Your letter has given me much food for thought. In the beginning I hesitated to discuss problems about which I might be thought to know so little from first-hand experience. But I have been struck by the sense of apartness in a good number of Jewish second-generation Americans. Yet at the same time, by and large, I did not encounter among them the kind of religiosity that pervades such groups as the Mennonites and the Dukhobors. Quite often I was startled by the lack of Jewish, or even Biblical, knowledge among young Jews. If one does not believe in a persistent tribal instinct, and at the same time considers the evident fading out of ancestral memories of Jewish theocratic community life, the conspicuous sense of belonging together which most American Jews seem to have can be accounted for only by the feeling, or fear, of being discriminated against. I admit it is a vicious circle. A long book would have to be written to follow the course of this problem through the centuries.
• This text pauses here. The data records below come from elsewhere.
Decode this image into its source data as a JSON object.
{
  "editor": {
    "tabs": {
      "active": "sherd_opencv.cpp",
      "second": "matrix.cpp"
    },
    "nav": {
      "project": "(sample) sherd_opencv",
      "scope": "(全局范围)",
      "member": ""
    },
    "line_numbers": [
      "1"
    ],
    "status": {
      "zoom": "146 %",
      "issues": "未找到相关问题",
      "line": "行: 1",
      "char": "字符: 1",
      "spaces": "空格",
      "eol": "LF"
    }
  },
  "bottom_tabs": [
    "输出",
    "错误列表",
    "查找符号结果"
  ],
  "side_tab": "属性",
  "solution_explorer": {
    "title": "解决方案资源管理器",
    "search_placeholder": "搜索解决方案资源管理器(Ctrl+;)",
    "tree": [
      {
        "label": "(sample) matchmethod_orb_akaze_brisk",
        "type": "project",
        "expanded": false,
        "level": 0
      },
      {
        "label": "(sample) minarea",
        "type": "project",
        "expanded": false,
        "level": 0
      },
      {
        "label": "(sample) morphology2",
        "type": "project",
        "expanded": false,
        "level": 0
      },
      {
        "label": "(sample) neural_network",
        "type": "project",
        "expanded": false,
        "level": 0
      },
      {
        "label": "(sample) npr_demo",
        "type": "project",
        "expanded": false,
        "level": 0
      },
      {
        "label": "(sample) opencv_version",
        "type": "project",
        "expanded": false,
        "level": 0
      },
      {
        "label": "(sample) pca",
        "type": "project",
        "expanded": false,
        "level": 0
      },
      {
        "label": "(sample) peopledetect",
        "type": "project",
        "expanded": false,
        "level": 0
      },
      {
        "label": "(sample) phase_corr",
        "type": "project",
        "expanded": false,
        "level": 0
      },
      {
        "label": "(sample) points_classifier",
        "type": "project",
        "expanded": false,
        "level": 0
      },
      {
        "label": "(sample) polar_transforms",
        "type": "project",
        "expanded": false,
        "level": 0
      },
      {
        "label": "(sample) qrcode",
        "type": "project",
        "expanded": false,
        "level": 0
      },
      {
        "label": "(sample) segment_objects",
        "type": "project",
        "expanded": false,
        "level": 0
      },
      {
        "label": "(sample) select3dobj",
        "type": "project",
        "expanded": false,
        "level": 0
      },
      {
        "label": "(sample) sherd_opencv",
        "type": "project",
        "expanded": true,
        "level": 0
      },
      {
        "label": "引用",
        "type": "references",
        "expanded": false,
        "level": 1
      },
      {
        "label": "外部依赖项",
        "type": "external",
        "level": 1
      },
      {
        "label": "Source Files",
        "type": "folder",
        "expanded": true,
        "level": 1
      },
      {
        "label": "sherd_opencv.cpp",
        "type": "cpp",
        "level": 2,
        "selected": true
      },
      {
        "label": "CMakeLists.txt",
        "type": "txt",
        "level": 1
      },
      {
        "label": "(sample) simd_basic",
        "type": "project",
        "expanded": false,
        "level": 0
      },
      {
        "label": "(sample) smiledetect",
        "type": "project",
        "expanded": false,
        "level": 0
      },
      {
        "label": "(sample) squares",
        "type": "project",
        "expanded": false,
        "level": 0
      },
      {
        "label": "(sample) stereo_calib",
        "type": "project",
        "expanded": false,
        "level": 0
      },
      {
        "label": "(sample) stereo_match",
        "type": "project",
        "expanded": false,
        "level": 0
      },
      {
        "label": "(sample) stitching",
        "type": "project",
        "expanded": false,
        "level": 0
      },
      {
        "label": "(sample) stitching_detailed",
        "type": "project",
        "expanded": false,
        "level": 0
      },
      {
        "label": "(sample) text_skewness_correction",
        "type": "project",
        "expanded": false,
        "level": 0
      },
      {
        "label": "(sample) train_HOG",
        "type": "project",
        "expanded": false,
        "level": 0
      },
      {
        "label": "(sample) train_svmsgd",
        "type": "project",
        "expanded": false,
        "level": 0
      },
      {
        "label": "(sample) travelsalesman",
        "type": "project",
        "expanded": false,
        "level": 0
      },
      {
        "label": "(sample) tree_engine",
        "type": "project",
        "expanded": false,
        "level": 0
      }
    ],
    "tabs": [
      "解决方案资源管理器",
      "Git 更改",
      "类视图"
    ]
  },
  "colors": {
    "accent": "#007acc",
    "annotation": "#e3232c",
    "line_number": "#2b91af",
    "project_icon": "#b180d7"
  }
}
You regard anti-Semitism in this country as a transitory phenomenon, bound to disappear with the gradual melting of the “Jewish ore” in the “furnace of American life.” I agree as to the usual success of mixed marriages and its reason. I know many European Gentiles who followed their Jewish spouses into exile and loyally shared its hardships. Intermarriage was, in certain periods, rather frequent in Western and Central Europe—more so, I seem to notice, than even in presentday America. But I am afraid that it had little impact on anti-Semitism in general. In fact, the anti-Semitic half-Jew was a well-known type. Naturally, the off-spring of mixed marriages tend toward the majority side. This, you may say, is as it should be.

And once all the Cohens have become Cowings anti-Semitism will no longer have an object. But you do not desire the disappearance of all the Cohens. You want Judaism and Jewish culture preserved. “For the elect.” Can any culture survive without a reservoir? Might not some anonymous Cohen of today be one of tomorrow’s “elect”?